Ni la intensa campaña internacional ni el apoyo de figuras del arte y la política de adentro y de afuera alcanzaron esta vez. El gobierno argentino vivió con cierto desánimo que las Abuelas de Plaza de Mayo no hayan recibido el Premio Nobel de la Paz, otorgado ayer al disidente chino Liu Xiaobo.
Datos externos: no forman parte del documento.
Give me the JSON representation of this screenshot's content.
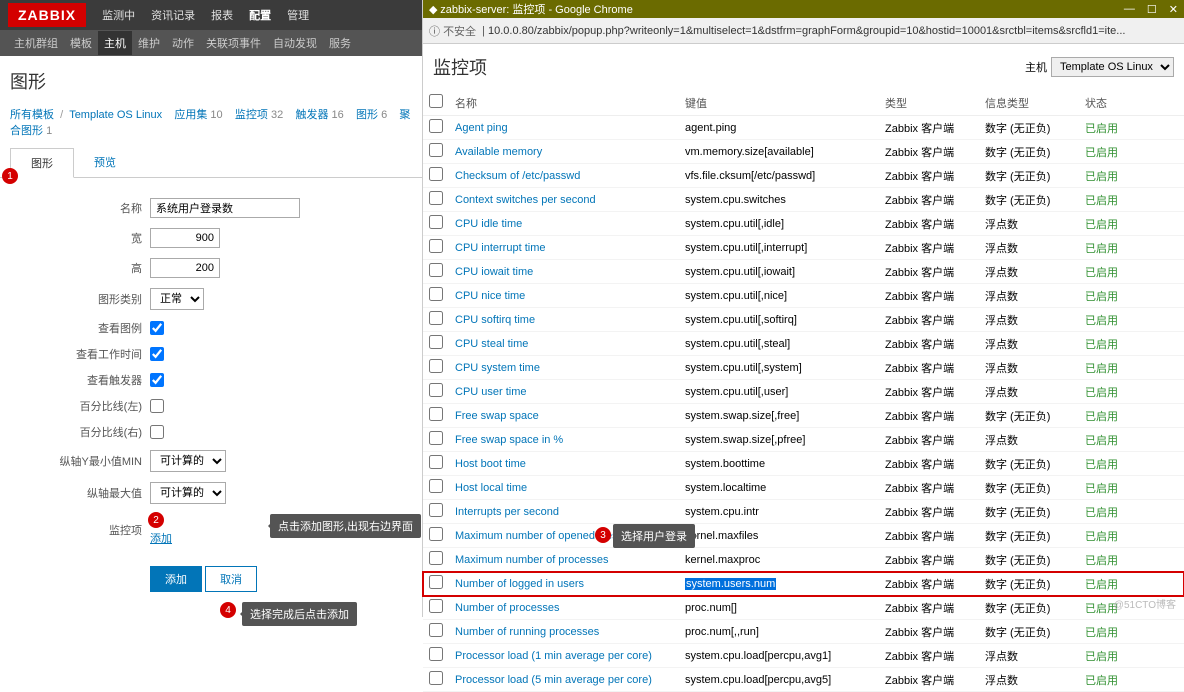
{
  "logo": "ZABBIX",
  "topmenu": {
    "m0": "监测中",
    "m1": "资讯记录",
    "m2": "报表",
    "m3": "配置",
    "m4": "管理"
  },
  "submenu": {
    "s0": "主机群组",
    "s1": "模板",
    "s2": "主机",
    "s3": "维护",
    "s4": "动作",
    "s5": "关联项事件",
    "s6": "自动发现",
    "s7": "服务"
  },
  "page_title": "图形",
  "breadcrumb": {
    "b0": "所有模板",
    "b1": "Template OS Linux",
    "b2": "应用集",
    "c2": "10",
    "b3": "监控项",
    "c3": "32",
    "b4": "触发器",
    "c4": "16",
    "b5": "图形",
    "c5": "6",
    "b6": "聚合图形",
    "c6": "1"
  },
  "tabs": {
    "t0": "图形",
    "t1": "预览"
  },
  "form": {
    "l_name": "名称",
    "v_name": "系统用户登录数",
    "l_width": "宽",
    "v_width": "900",
    "l_height": "高",
    "v_height": "200",
    "l_type": "图形类别",
    "v_type": "正常",
    "l_legend": "查看图例",
    "l_worktime": "查看工作时间",
    "l_trigger": "查看触发器",
    "l_pleft": "百分比线(左)",
    "l_pright": "百分比线(右)",
    "l_ymin": "纵轴Y最小值MIN",
    "v_ymin": "可计算的",
    "l_ymax": "纵轴最大值",
    "v_ymax": "可计算的",
    "l_items": "监控项",
    "add_link": "添加",
    "btn_add": "添加",
    "btn_cancel": "取消"
  },
  "badges": {
    "b1": "1",
    "b2": "2",
    "b3": "3",
    "b4": "4"
  },
  "tips": {
    "t2": "点击添加图形,出现右边界面",
    "t3": "选择用户登录",
    "t4": "选择完成后点击添加"
  },
  "chrome": {
    "title": "zabbix-server: 监控项 - Google Chrome",
    "unsafe": "不安全",
    "sep": "|",
    "url": "10.0.0.80/zabbix/popup.php?writeonly=1&multiselect=1&dstfrm=graphForm&groupid=10&hostid=10001&srctbl=items&srcfld1=ite..."
  },
  "popup": {
    "title": "监控项",
    "host_label": "主机",
    "host_value": "Template OS Linux",
    "th_name": "名称",
    "th_key": "键值",
    "th_type": "类型",
    "th_info": "信息类型",
    "th_status": "状态"
  },
  "items": [
    {
      "name": "Agent ping",
      "key": "agent.ping",
      "type": "Zabbix 客户端",
      "info": "数字 (无正负)",
      "status": "已启用"
    },
    {
      "name": "Available memory",
      "key": "vm.memory.size[available]",
      "type": "Zabbix 客户端",
      "info": "数字 (无正负)",
      "status": "已启用"
    },
    {
      "name": "Checksum of /etc/passwd",
      "key": "vfs.file.cksum[/etc/passwd]",
      "type": "Zabbix 客户端",
      "info": "数字 (无正负)",
      "status": "已启用"
    },
    {
      "name": "Context switches per second",
      "key": "system.cpu.switches",
      "type": "Zabbix 客户端",
      "info": "数字 (无正负)",
      "status": "已启用"
    },
    {
      "name": "CPU idle time",
      "key": "system.cpu.util[,idle]",
      "type": "Zabbix 客户端",
      "info": "浮点数",
      "status": "已启用"
    },
    {
      "name": "CPU interrupt time",
      "key": "system.cpu.util[,interrupt]",
      "type": "Zabbix 客户端",
      "info": "浮点数",
      "status": "已启用"
    },
    {
      "name": "CPU iowait time",
      "key": "system.cpu.util[,iowait]",
      "type": "Zabbix 客户端",
      "info": "浮点数",
      "status": "已启用"
    },
    {
      "name": "CPU nice time",
      "key": "system.cpu.util[,nice]",
      "type": "Zabbix 客户端",
      "info": "浮点数",
      "status": "已启用"
    },
    {
      "name": "CPU softirq time",
      "key": "system.cpu.util[,softirq]",
      "type": "Zabbix 客户端",
      "info": "浮点数",
      "status": "已启用"
    },
    {
      "name": "CPU steal time",
      "key": "system.cpu.util[,steal]",
      "type": "Zabbix 客户端",
      "info": "浮点数",
      "status": "已启用"
    },
    {
      "name": "CPU system time",
      "key": "system.cpu.util[,system]",
      "type": "Zabbix 客户端",
      "info": "浮点数",
      "status": "已启用"
    },
    {
      "name": "CPU user time",
      "key": "system.cpu.util[,user]",
      "type": "Zabbix 客户端",
      "info": "浮点数",
      "status": "已启用"
    },
    {
      "name": "Free swap space",
      "key": "system.swap.size[,free]",
      "type": "Zabbix 客户端",
      "info": "数字 (无正负)",
      "status": "已启用"
    },
    {
      "name": "Free swap space in %",
      "key": "system.swap.size[,pfree]",
      "type": "Zabbix 客户端",
      "info": "浮点数",
      "status": "已启用"
    },
    {
      "name": "Host boot time",
      "key": "system.boottime",
      "type": "Zabbix 客户端",
      "info": "数字 (无正负)",
      "status": "已启用"
    },
    {
      "name": "Host local time",
      "key": "system.localtime",
      "type": "Zabbix 客户端",
      "info": "数字 (无正负)",
      "status": "已启用"
    },
    {
      "name": "Interrupts per second",
      "key": "system.cpu.intr",
      "type": "Zabbix 客户端",
      "info": "数字 (无正负)",
      "status": "已启用"
    },
    {
      "name": "Maximum number of opened files",
      "key": "kernel.maxfiles",
      "type": "Zabbix 客户端",
      "info": "数字 (无正负)",
      "status": "已启用"
    },
    {
      "name": "Maximum number of processes",
      "key": "kernel.maxproc",
      "type": "Zabbix 客户端",
      "info": "数字 (无正负)",
      "status": "已启用"
    },
    {
      "name": "Number of logged in users",
      "key": "system.users.num",
      "type": "Zabbix 客户端",
      "info": "数字 (无正负)",
      "status": "已启用",
      "highlight": true,
      "selkey": true
    },
    {
      "name": "Number of processes",
      "key": "proc.num[]",
      "type": "Zabbix 客户端",
      "info": "数字 (无正负)",
      "status": "已启用"
    },
    {
      "name": "Number of running processes",
      "key": "proc.num[,,run]",
      "type": "Zabbix 客户端",
      "info": "数字 (无正负)",
      "status": "已启用"
    },
    {
      "name": "Processor load (1 min average per core)",
      "key": "system.cpu.load[percpu,avg1]",
      "type": "Zabbix 客户端",
      "info": "浮点数",
      "status": "已启用"
    },
    {
      "name": "Processor load (5 min average per core)",
      "key": "system.cpu.load[percpu,avg5]",
      "type": "Zabbix 客户端",
      "info": "浮点数",
      "status": "已启用"
    }
  ],
  "watermark": "@51CTO博客"
}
Luego de impulsar la candidatura de la organización, que lidera Estela de Carlotto, que logró devolver a sus familiares a 102 nietos de desaparecidos durante el último gobierno de facto, el Gobierno prefirió no opinar sobre la concesión del premio, más allá de comunicaciones informales de dirigentes kirchneristas a través de la red social Twitter.

La que sí habló fue Carlotto, quien relativizó la noticia sobre su frustrada nominación, impulsada por tercer año consecutivo desde el oficialismo. "Hubiera sido bueno para el país, pero no hay que lamentar no haber recibido el premio", dijo la titular de Abuelas de Plaza de Mayo en declaraciones radiales. "Ya hemos sido premiadas con hartazgo con los afectos, cariños y felicitaciones de mucha gente", agregó. "Los bienintencionados saben que las Abuelas no vamos a dejar de buscar a los nietos que nos robó la dictadura mientras tengamos vida", afirmó.
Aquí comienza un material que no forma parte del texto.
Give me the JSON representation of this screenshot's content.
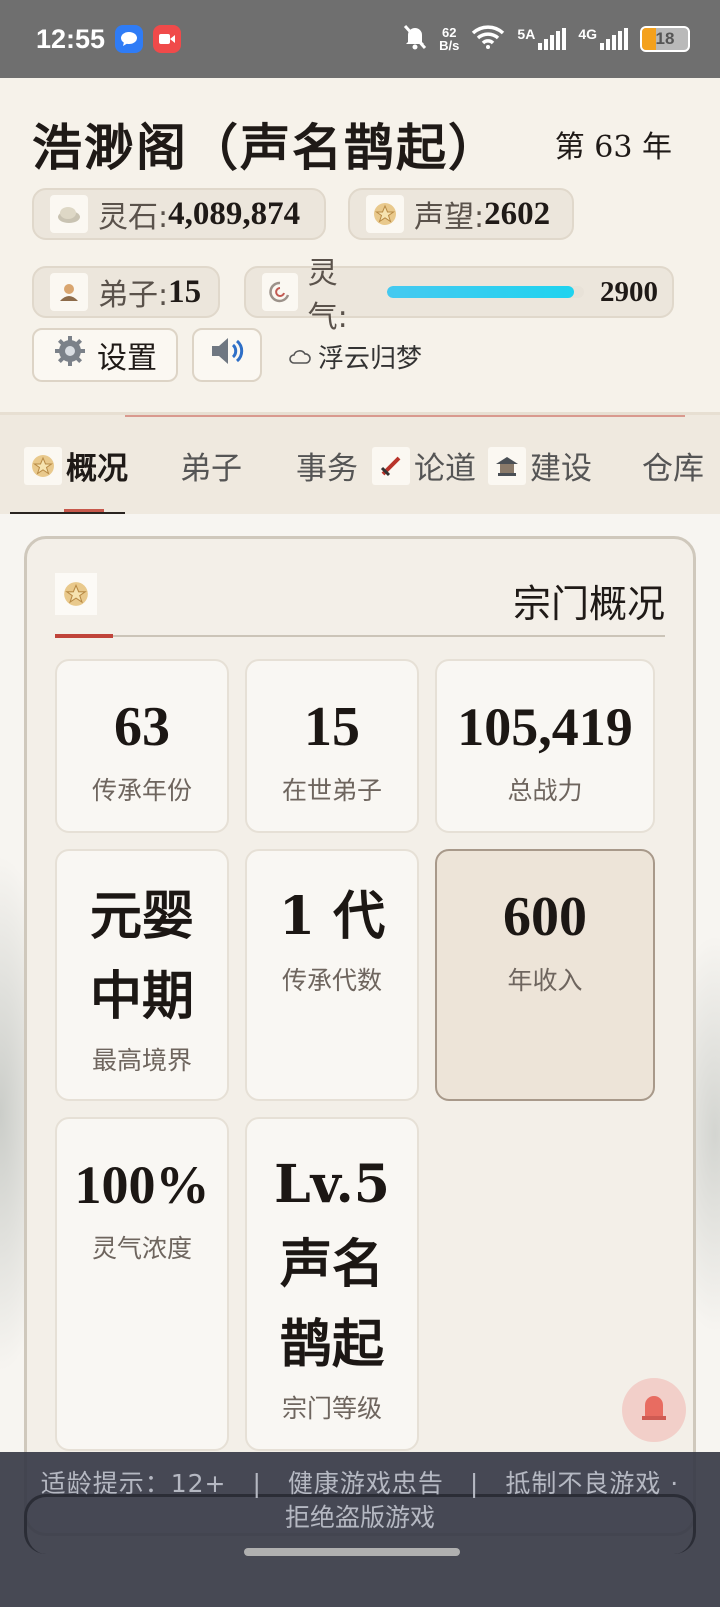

La presidenta Cristina Fernández y el ex presidente Néstor Kirchner habían promovido la candidatura de las Abuelas. Durante este año, sumaron su apoyo, entre otros, el cantautor español, Joan Manuel Serrat; el escritor uruguayo Eduardo Galeano; el pianista Miguel Angel Estrella y el ex futbolista Diego Maradona.

"El premio fue para Liu Xiaobo, un chino con la misma bandera que las Abuelas: un orgullo nacional", afirmó el sindicalista y dirigente kirchnerista porteño, Víctor Santa María. El canciller Héctor Timerman adhirió a un sugestivo mensaje vía Twitter, que afirmaba: "Las Abuelas ganaron 102 premios Nobel de la Paz".

Desde la oposición, el diputado Fernando Iglesias (Coalición Cívica) y Daniel Lipovetzky, subsecretario de Derechos Humanos porteño, lamentaron que Carlotto no recibiera el premio. El ex embajador en Washington Diego Guelar fue uno de los pocos que elogió al ganador. "El Nobel no es contra China, sino por la universal lucha por la libertad. China avanza y debe liberar a Liu Xiaobo", afirmó. El Centro de Estudios Legales sobre el Terrorismo y sus Víctimas (Celtyv) felicitó al comité noruego por elegir a Xiaobo y recordó que se opuso a la candidatura de Abuelas, "ya que perdieron su independencia para convertirse en una extensión más del actual gobierno".

Tal vez como premio consuelo, el sindicalista Julio Piumato anunció ayer que el 10 de diciembre entregará a Carlotto el premio CGT Eva Perón mujer del centenario, galardón que se entregará por primera vez.